The Employment guide provides expert legal commentary on key issues for businesses. The guide covers the important developments in the most significant jurisdictions.
Last Updated October 01, 2018
The late professor Roger Blanpain consistently started his courses on employment law at the University of Leuven with the statement “labour relations are relations of power”.
In such relations with two parties, one party is always the stronger and the other is the weaker. In employment relations the employer, giving work, is the stronger party, with the employee, rendering services against remuneration, being the weaker party.
Employment law is designed as the instrument to protect the weaker party against the [arbitrary discretion] of the stronger party.

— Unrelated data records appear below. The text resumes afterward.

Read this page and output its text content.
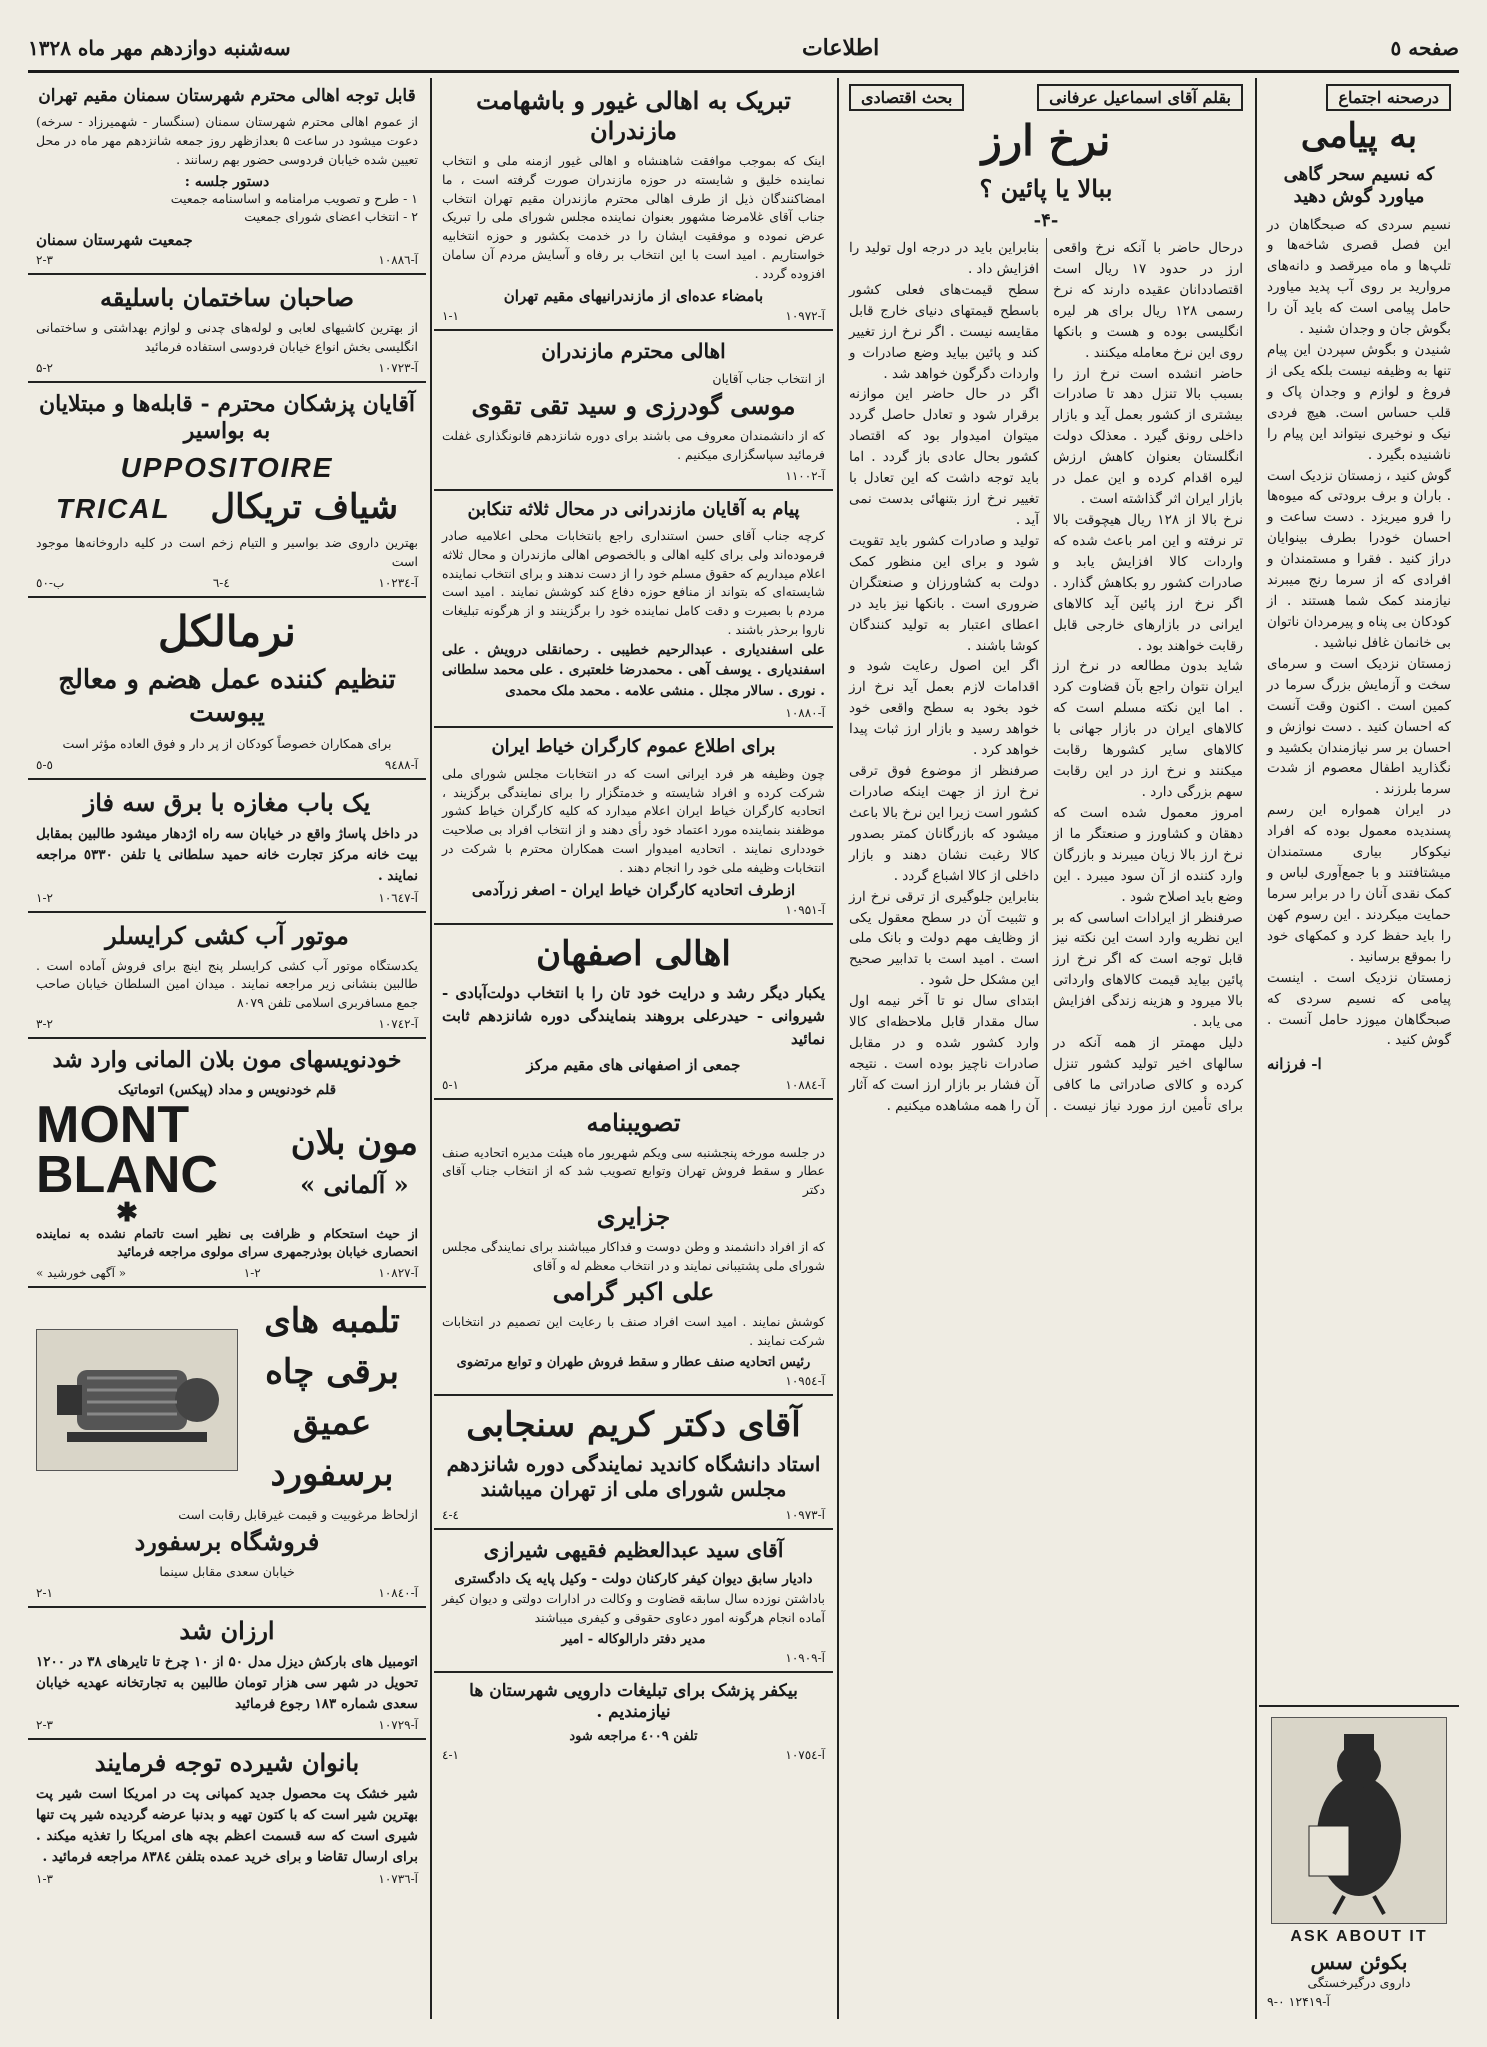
صفحه ٥
اطلاعات
سه‌شنبه دوازدهم مهر ماه ۱۳۲۸
درصحنه اجتماع
به پیامی
که نسیم سحر گاهی میاورد گوش دهید
نسیم سردی که صبحگاهان در این فصل قصری شاخه‌ها و تلپ‌ها و ماه میرقصد و دانه‌های مروارید بر روی آب پدید میاورد حامل پیامی است که باید آن را بگوش جان و وجدان شنید .
شنیدن و بگوش سپردن این پیام تنها به وظیفه نیست بلکه یکی از فروغ و لوازم و وجدان پاک و قلب حساس است. هیچ فردی نیک و نوخیری نیتواند این پیام را ناشنیده بگیرد .
گوش کنید ، زمستان نزدیک است . باران و برف برودتی که میوه‌ها را فرو میریزد . دست ساعت و احسان خودرا بطرف بینوایان دراز کنید . فقرا و مستمندان و افرادی که از سرما رنج میبرند نیازمند کمک شما هستند . از کودکان بی پناه و پیرمردان ناتوان بی خانمان غافل نباشید .
زمستان نزدیک است و سرمای سخت و آزمایش بزرگ سرما در کمین است . اکنون وقت آنست که احسان کنید . دست نوازش و احسان بر سر نیازمندان بکشید و نگذارید اطفال معصوم از شدت سرما بلرزند .
در ایران همواره این رسم پسندیده معمول بوده که افراد نیکوکار بیاری مستمندان میشتافتند و با جمع‌آوری لباس و کمک نقدی آنان را در برابر سرما حمایت میکردند . این رسوم کهن را باید حفظ کرد و کمکهای خود را بموقع برسانید .
زمستان نزدیک است . اینست پیامی که نسیم سردی که صبحگاهان میوزد حامل آنست . گوش کنید .
ا- فرزانه
ASK ABOUT IT
بکوئن سس
داروی درگیرخستگی
آ-۱۲۴۱۹ ۰-۹
بقلم آقای اسماعیل عرفانی
بحث اقتصادی
نرخ ارز
ببالا یا پائین ؟
-۴-
درحال حاضر با آنکه نرخ واقعی ارز در حدود ۱۷ ریال است اقتصاددانان عقیده دارند که نرخ رسمی ۱۲۸ ریال برای هر لیره انگلیسی بوده و هست و بانکها روی این نرخ معامله میکنند .
حاضر انشده است نرخ ارز را بسبب بالا تنزل دهد تا صادرات بیشتری از کشور بعمل آید و بازار داخلی رونق گیرد . معذلک دولت انگلستان بعنوان کاهش ارزش لیره اقدام کرده و این عمل در بازار ایران اثر گذاشته است .
نرخ بالا از ۱۲۸ ریال هیچوقت بالا تر نرفته و این امر باعث شده که واردات کالا افزایش یابد و صادرات کشور رو بکاهش گذارد . اگر نرخ ارز پائین آید کالاهای ایرانی در بازارهای خارجی قابل رقابت خواهند بود .
شاید بدون مطالعه در نرخ ارز ایران نتوان راجع بآن قضاوت کرد . اما این نکته مسلم است که کالاهای ایران در بازار جهانی با کالاهای سایر کشورها رقابت میکنند و نرخ ارز در این رقابت سهم بزرگی دارد .
امروز معمول شده است که دهقان و کشاورز و صنعتگر ما از نرخ ارز بالا زیان میبرند و بازرگان وارد کننده از آن سود میبرد . این وضع باید اصلاح شود .
صرفنظر از ایرادات اساسی که بر این نظریه وارد است این نکته نیز قابل توجه است که اگر نرخ ارز پائین بیاید قیمت کالاهای وارداتی بالا میرود و هزینه زندگی افزایش می یابد .
دلیل مهمتر از همه آنکه در سالهای اخیر تولید کشور تنزل کرده و کالای صادراتی ما کافی برای تأمین ارز مورد نیاز نیست . بنابراین باید در درجه اول تولید را افزایش داد .
سطح قیمت‌های فعلی کشور باسطح قیمتهای دنیای خارج قابل مقایسه نیست . اگر نرخ ارز تغییر کند و پائین بیاید وضع صادرات و واردات دگرگون خواهد شد .
اگر در حال حاضر این موازنه برقرار شود و تعادل حاصل گردد میتوان امیدوار بود که اقتصاد کشور بحال عادی باز گردد . اما باید توجه داشت که این تعادل با تغییر نرخ ارز بتنهائی بدست نمی آید .
تولید و صادرات کشور باید تقویت شود و برای این منظور کمک دولت به کشاورزان و صنعتگران ضروری است . بانکها نیز باید در اعطای اعتبار به تولید کنندگان کوشا باشند .
اگر این اصول رعایت شود و اقدامات لازم بعمل آید نرخ ارز خود بخود به سطح واقعی خود خواهد رسید و بازار ارز ثبات پیدا خواهد کرد .
صرفنظر از موضوع فوق ترقی نرخ ارز از جهت اینکه صادرات کشور است زیرا این نرخ بالا باعث میشود که بازرگانان کمتر بصدور کالا رغبت نشان دهند و بازار داخلی از کالا اشباع گردد .
بنابراین جلوگیری از ترقی نرخ ارز و تثبیت آن در سطح معقول یکی از وظایف مهم دولت و بانک ملی است . امید است با تدابیر صحیح این مشکل حل شود .
ابتدای سال نو تا آخر نیمه اول سال مقدار قابل ملاحظه‌ای کالا وارد کشور شده و در مقابل صادرات ناچیز بوده است . نتیجه آن فشار بر بازار ارز است که آثار آن را همه مشاهده میکنیم .
تبریک به اهالی غیور و باشهامت مازندران
اینک که بموجب موافقت شاهنشاه و اهالی غیور ازمنه ملی و انتخاب نماینده خلیق و شایسته در حوزه مازندران صورت گرفته است ، ما امضاکنندگان ذیل از طرف اهالی محترم مازندران مقیم تهران انتخاب جناب آقای غلامرضا مشهور بعنوان نماینده مجلس شورای ملی را تبریک عرض نموده و موفقیت ایشان را در خدمت بکشور و حوزه انتخابیه خواستاریم . امید است با این انتخاب بر رفاه و آسایش مردم آن سامان افزوده گردد .
بامضاء عده‌ای از مازندرانیهای مقیم تهران
آ-۱۰۹۷۲
۱-۱
اهالی محترم مازندران
از انتخاب جناب آقایان
موسی گودرزی و سید تقی تقوی
که از دانشمندان معروف می باشند برای دوره شانزدهم قانونگذاری غفلت فرمائید سپاسگزاری میکنیم .
آ-۱۱۰۰۲
پیام به آقایان مازندرانی در محال ثلاثه تنکابن
کرچه جناب آقای حسن استنداری راجع بانتخابات محلی اعلامیه صادر فرموده‌اند ولی برای کلیه اهالی و بالخصوص اهالی مازندران و محال ثلاثه اعلام میداریم که حقوق مسلم خود را از دست ندهند و برای انتخاب نماینده شایسته‌ای که بتواند از منافع حوزه دفاع کند کوشش نمایند . امید است مردم با بصیرت و دقت کامل نماینده خود را برگزینند و از هرگونه تبلیغات ناروا برحذر باشند .
علی اسفندیاری . عبدالرحیم خطیبی . رحمانقلی درویش . علی اسفندیاری . یوسف آهی . محمدرضا خلعتبری . علی محمد سلطانی . نوری . سالار مجلل . منشی علامه . محمد ملک محمدی
آ-۱۰۸۸۰
برای اطلاع عموم کارگران خیاط ایران
چون وظیفه هر فرد ایرانی است که در انتخابات مجلس شورای ملی شرکت کرده و افراد شایسته و خدمتگزار را برای نمایندگی برگزیند ، اتحادیه کارگران خیاط ایران اعلام میدارد که کلیه کارگران خیاط کشور موظفند بنماینده مورد اعتماد خود رأی دهند و از انتخاب افراد بی صلاحیت خودداری نمایند . اتحادیه امیدوار است همکاران محترم با شرکت در انتخابات وظیفه ملی خود را انجام دهند .
ازطرف اتحادیه کارگران خیاط ایران - اصغر زرآدمی
آ-۱۰۹۵۱
اهالی اصفهان
یکبار دیگر رشد و درایت خود تان را با انتخاب دولت‌آبادی - شیروانی - حیدرعلی بروهند بنمایندگی دوره شانزدهم ثابت نمائید
جمعی از اصفهانی های مقیم مرکز
آ-۱۰۸۸٤
۱-٥
تصویبنامه
در جلسه مورخه پنجشنبه سی ویکم شهریور ماه هیئت مدیره اتحادیه صنف عطار و سقط فروش تهران وتوابع تصویب شد که از انتخاب جناب آقای دکتر
جزایری
که از افراد دانشمند و وطن دوست و فداکار میباشند برای نمایندگی مجلس شورای ملی پشتیبانی نمایند و در انتخاب معظم له و آقای
علی اکبر گرامی
کوشش نمایند . امید است افراد صنف با رعایت این تصمیم در انتخابات شرکت نمایند .
رئیس اتحادیه صنف عطار و سقط فروش طهران و توابع مرتضوی
آ-۱۰۹٥٤
آقای دکتر کریم سنجابی
استاد دانشگاه کاندید نمایندگی دوره شانزدهم مجلس شورای ملی از تهران میباشند
آ-۱۰۹۷۳
٤-٤
آقای سید عبدالعظیم فقیهی شیرازی
دادیار سابق دیوان کیفر کارکنان دولت - وکیل پایه یک دادگستری
باداشتن نوزده سال سابقه قضاوت و وکالت در ادارات دولتی و دیوان کیفر آماده انجام هرگونه امور دعاوی حقوقی و کیفری میباشند
مدیر دفتر دارالوکاله - امیر
آ-۱۰۹۰۹
بیکفر پزشک برای تبلیغات دارویی شهرستان ها نیازمندیم .
تلفن ٤٠٠٩ مراجعه شود
آ-۱۰۷٥٤
۱-٤
قابل توجه اهالی محترم شهرستان سمنان مقیم تهران
از عموم اهالی محترم شهرستان سمنان (سنگسار - شهمیرزاد - سرخه) دعوت میشود در ساعت ۵ بعدازظهر روز جمعه شانزدهم مهر ماه در محل تعیین شده خیابان فردوسی حضور بهم رسانند .
دستور جلسه :
۱ - طرح و تصویب مرامنامه و اساسنامه جمعیت
۲ - انتخاب اعضای شورای جمعیت
جمعیت شهرستان سمنان
آ-۱۰۸۸٦
۲-۳
صاحبان ساختمان باسلیقه
از بهترین کاشیهای لعابی و لوله‌های چدنی و لوازم بهداشتی و ساختمانی انگلیسی بخش انواع خیابان فردوسی استفاده فرمائید
آ-۱۰۷۲۳
۵-۲
آقایان پزشکان محترم - قابله‌ها و مبتلایان به بواسیر
UPPOSITOIRE
شیاف تریکال
TRICAL
بهترین داروی ضد بواسیر و التیام زخم است در کلیه داروخانه‌ها موجود است
آ-۱۰۲۳٤
٤-٦
ب-٥٠
نرمالکل
تنظیم کننده عمل هضم و معالج یبوست
برای همکاران خصوصاً کودکان از پر دار و فوق العاده مؤثر است
آ-۹٤۸۸
٥-٥
یک باب مغازه با برق سه فاز
در داخل پاساژ واقع در خیابان سه راه اژدهار میشود طالبین بمقابل بیت خانه مرکز تجارت خانه حمید سلطانی یا تلفن ٥٣٣٠ مراجعه نمایند .
آ-۱۰٦٤۷
۱-۲
موتور آب کشی کرایسلر
یکدستگاه موتور آب کشی کرایسلر پنج اینچ برای فروش آماده است . طالبین بنشانی زیر مراجعه نمایند . میدان امین السلطان خیابان صاحب جمع مسافربری اسلامی تلفن ۸۰۷۹
آ-۱۰۷٤۲
۳-۲
خودنویسهای مون بلان المانی وارد شد
قلم خودنویس و مداد (پیکس) اتوماتیک
مون بلان
« آلمانی »
MONT
BLANC
✱
از حیث استحکام و ظرافت بی نظیر است تاتمام نشده به نماینده انحصاری خیابان بوذرجمهری سرای مولوی مراجعه فرمائید
آ-۱۰۸۲۷
۱-۲
« آگهی خورشید »
تلمبه های برقی چاه عمیق برسفورد
ازلحاظ مرغوبیت و قیمت غیرقابل رقابت است
فروشگاه برسفورد
خیابان سعدی مقابل سینما
آ-۱۰۸٤۰
۲-۱
ارزان شد
اتومبیل های بارکش دیزل مدل ۵۰ از ۱۰ چرخ تا تایرهای ۳۸ در ۱۲۰۰ تحویل در شهر سی هزار تومان طالبین به تجارتخانه عهدیه خیابان سعدی شماره ۱۸۳ رجوع فرمائید
آ-۱۰۷۲۹
۲-۳
بانوان شیرده توجه فرمایند
شیر خشک پت محصول جدید کمپانی پت در امریکا است شیر پت بهترین شیر است که با کتون تهیه و بدنبا عرضه گردیده شیر پت تنها شیری است که سه قسمت اعظم بچه های امریکا را تغذیه میکند . برای ارسال تقاضا و برای خرید عمده بتلفن ۸۳۸٤ مراجعه فرمائید .
آ-۱۰۷۳٦
۱-۳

At first, this protection focused essentially on the individual relationship. Early 20th century focus also (started to) switch to the collective relationship: union representation of the employees, co-determination, etc.
Employment laws are, almost by definition, national laws: their scope of application is defined by the national borders. Consequently, they may differ distinctly from one country to another, from one culture to another. One legal scholar found that, “at the risk of over-simplifying often complex realities […] a distinction can be drawn between the European and the Anglo-Saxon models of labour laws”. He established that the European model framing employee protection takes an approach that is “individual rights” driven whereas the Anglo-Saxon model rather “seeks to address the problem associated with the lack of individual bargaining equality at a higher, viz collective level”.
The different approach based on national culture and heritage also is apparent in a combined market like the European Union. Although the European Union is competent to impose social principles throughout the European Union, it is always up to the individual Member States to implement these principles in their national law. This often results in different practical implementations in local laws, like the TUPE directive.
In a world which has become much more global, where cross-border relationships, acquisitions, etc, have become standard practice, it is crucial to have sufficient insight into the local employment laws which can have an impact on the situation. That is why a comparative view on the local employment laws is essential in international relations.
This chapter, using an outline template review country by country spread across the Globe (36 countries), describes the nature and scope of the legal framework governing the employment relationship. The outline covers not just the typical topics for employment professionals, such as wages, benefits and health benefits laws, but also regulations more broadly affecting organisations, such as union organisation, immigration and the aforementioned data privacy and retaliation restrictions.